Technographa

Scientific classification
- Kingdom: Animalia
- Phylum: Arthropoda
- Class: Insecta
- Order: Lepidoptera
- Family: Lecithoceridae
- Subfamily: Lecithocerinae
- Genus: Technographa Meyrick, 1925
- Species: T. ephestris
- Binomial name: Technographa ephestris (Meyrick, 1908)
- Synonyms: Tingentera ephestris Meyrick, 1908;

= Technographa =

- Authority: (Meyrick, 1908)
- Synonyms: Tingentera ephestris Meyrick, 1908
- Parent authority: Meyrick, 1925

Genus of moths

Technographa is a genus of moth in the family Lecithoceridae. It contains the species Technographa ephestris, which is found in Sri Lanka.

The wingspan is 16–18 mm. The forewings are orange with a blackish dot on the base of the costa. There is a fascia near the base composed of two irregular dark fuscous lines mixed with leaden-metallic coincident at the extremities.
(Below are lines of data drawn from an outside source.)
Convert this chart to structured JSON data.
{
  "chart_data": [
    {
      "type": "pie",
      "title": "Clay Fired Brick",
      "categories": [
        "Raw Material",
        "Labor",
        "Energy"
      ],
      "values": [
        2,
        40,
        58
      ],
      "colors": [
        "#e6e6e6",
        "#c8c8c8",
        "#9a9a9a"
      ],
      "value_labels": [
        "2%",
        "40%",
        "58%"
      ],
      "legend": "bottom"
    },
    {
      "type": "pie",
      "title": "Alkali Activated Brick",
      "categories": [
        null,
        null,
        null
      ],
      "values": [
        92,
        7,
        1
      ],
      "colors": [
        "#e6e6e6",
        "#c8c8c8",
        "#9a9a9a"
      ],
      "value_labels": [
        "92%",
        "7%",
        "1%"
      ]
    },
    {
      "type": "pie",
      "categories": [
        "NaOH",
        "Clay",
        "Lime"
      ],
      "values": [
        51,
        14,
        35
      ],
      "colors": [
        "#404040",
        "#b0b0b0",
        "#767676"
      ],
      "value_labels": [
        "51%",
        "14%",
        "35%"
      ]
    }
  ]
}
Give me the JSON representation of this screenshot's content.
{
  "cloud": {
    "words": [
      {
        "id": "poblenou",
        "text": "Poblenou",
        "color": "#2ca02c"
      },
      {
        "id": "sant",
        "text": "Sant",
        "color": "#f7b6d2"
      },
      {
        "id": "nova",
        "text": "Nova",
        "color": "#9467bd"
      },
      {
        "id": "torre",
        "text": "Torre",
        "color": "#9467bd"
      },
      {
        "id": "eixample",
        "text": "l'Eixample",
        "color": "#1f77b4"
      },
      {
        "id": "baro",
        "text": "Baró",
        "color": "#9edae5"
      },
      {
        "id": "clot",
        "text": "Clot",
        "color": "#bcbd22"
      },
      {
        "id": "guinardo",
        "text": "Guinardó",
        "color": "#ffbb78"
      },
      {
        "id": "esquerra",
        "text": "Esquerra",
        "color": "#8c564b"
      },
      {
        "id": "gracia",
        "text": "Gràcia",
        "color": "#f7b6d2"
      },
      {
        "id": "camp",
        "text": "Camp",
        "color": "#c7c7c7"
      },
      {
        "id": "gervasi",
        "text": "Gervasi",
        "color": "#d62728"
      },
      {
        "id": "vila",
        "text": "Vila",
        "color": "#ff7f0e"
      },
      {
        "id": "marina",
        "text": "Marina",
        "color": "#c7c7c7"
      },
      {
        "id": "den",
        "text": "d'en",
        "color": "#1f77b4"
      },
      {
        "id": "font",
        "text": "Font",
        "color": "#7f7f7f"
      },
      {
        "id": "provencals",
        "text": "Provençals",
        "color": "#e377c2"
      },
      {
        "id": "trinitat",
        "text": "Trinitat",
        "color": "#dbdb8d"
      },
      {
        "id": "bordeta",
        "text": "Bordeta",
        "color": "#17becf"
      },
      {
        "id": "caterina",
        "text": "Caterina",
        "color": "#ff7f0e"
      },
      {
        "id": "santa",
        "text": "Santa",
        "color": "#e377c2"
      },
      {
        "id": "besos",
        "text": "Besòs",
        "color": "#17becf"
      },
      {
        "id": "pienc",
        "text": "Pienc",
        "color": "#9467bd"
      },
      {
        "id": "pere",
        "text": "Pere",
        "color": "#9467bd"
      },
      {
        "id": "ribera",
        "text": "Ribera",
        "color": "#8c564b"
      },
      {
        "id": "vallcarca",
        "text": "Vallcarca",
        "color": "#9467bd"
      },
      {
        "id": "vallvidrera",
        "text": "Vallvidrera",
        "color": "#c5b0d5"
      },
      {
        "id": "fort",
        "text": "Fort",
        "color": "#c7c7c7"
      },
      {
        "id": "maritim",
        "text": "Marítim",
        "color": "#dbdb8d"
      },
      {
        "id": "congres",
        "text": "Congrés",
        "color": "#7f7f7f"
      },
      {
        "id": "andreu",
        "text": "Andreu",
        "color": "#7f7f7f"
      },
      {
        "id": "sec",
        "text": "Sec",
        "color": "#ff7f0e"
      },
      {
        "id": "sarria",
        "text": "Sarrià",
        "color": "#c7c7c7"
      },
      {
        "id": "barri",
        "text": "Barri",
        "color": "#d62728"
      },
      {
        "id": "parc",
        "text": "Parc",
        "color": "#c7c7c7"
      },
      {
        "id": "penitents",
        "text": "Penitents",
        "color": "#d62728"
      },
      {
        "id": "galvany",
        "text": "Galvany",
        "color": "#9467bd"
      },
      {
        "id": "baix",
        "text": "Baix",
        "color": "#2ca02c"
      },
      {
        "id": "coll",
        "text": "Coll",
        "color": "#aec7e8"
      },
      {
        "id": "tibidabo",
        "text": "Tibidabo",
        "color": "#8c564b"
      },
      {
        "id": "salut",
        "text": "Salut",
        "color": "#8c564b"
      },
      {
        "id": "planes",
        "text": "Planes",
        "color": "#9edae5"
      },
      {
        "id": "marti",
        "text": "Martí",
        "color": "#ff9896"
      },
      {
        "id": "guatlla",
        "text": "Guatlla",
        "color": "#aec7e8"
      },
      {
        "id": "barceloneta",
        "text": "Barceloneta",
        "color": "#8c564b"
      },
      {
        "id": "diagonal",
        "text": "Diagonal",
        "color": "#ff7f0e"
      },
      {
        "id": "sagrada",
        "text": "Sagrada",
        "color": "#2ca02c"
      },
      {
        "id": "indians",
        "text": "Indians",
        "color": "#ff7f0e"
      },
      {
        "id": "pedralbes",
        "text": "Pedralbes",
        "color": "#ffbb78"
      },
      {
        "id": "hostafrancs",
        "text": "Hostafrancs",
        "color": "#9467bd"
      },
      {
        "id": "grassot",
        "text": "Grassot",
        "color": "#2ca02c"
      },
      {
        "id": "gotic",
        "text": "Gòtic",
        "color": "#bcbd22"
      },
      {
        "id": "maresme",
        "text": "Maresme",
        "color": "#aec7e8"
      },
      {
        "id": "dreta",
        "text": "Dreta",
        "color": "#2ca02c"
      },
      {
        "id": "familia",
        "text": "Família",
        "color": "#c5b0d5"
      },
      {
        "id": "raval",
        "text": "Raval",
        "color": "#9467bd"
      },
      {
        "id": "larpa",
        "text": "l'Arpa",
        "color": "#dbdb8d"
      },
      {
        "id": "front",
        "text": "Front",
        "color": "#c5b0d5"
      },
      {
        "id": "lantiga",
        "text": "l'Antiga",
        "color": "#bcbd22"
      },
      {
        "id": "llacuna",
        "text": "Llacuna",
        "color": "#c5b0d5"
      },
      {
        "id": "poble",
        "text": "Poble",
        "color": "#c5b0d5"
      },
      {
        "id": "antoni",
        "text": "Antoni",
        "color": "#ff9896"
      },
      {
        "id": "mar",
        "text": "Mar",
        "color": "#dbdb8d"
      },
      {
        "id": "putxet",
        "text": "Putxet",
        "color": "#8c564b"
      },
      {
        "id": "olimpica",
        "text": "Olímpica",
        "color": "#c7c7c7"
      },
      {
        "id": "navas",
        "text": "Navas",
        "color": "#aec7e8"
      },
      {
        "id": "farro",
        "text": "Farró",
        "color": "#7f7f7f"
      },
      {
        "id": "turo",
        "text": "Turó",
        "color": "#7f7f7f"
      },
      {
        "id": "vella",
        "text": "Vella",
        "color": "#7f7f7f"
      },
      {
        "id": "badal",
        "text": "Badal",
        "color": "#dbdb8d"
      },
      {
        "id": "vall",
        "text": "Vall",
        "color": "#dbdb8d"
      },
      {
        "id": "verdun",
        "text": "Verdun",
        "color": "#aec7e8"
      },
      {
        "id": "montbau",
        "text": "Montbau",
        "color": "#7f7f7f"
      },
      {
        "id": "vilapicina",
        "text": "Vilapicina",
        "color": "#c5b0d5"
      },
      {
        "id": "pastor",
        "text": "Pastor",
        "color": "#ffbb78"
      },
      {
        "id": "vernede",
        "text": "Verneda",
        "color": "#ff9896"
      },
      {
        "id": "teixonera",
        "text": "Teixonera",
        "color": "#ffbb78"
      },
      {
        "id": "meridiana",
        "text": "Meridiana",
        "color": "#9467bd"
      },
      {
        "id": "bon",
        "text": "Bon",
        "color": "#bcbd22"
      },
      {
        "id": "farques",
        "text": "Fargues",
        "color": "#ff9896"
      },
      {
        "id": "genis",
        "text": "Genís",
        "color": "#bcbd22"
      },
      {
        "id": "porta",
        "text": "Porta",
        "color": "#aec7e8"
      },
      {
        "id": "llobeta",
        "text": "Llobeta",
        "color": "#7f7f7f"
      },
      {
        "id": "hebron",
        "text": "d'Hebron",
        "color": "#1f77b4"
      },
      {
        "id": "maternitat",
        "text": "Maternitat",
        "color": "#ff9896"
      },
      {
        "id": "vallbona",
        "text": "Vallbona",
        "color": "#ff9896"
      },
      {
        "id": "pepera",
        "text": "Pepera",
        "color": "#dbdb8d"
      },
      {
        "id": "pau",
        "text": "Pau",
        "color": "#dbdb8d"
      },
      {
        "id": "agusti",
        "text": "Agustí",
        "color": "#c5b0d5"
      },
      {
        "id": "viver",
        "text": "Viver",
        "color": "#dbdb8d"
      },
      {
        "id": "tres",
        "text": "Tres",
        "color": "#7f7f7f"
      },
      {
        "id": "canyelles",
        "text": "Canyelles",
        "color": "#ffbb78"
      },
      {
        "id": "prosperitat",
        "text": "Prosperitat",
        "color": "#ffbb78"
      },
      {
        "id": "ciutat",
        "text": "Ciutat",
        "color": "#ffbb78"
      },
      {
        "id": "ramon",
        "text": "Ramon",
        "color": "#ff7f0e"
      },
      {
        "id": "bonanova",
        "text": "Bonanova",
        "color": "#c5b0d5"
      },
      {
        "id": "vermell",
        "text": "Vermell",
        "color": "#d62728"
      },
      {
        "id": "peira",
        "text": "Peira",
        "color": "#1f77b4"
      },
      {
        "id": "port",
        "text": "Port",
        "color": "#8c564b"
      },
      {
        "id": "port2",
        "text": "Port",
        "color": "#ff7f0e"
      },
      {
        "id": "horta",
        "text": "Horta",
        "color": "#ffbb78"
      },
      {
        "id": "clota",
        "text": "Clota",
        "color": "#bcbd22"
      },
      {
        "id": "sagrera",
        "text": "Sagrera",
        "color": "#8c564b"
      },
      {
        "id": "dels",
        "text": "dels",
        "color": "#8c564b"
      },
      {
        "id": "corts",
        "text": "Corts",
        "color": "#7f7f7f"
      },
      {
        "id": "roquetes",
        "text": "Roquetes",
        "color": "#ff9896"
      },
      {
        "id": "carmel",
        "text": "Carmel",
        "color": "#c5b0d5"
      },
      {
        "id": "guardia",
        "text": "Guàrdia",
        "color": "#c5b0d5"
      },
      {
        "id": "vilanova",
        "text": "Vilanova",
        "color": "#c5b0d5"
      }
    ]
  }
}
There is a similar irregular transverse line at one-fourth, closely followed by a moderate dark fuscous fascia, narrowed on the costa and dilated on the dorsum. There is a round dark fuscous dot mixed with leaden-metallic in the middle of the disc and a moderate inwards-curved fascia of fuscous suffusion from about three-fourths of the costa to the tornus, marked with a strongly inwards-oblique leaden-metallic streak from the costa, a dot below the middle, and a longitudinal mark on the tornus. There are also three similar longitudinal leaden-metallic marks on the termen, and one on the costa before the apex, more or less surrounded with fuscous suffusion. The hindwings are rather dark grey with a small whitish-ochreous patch at the tornus, above which is a hyaline groove containing a pencil of whitish-ochreous hairs.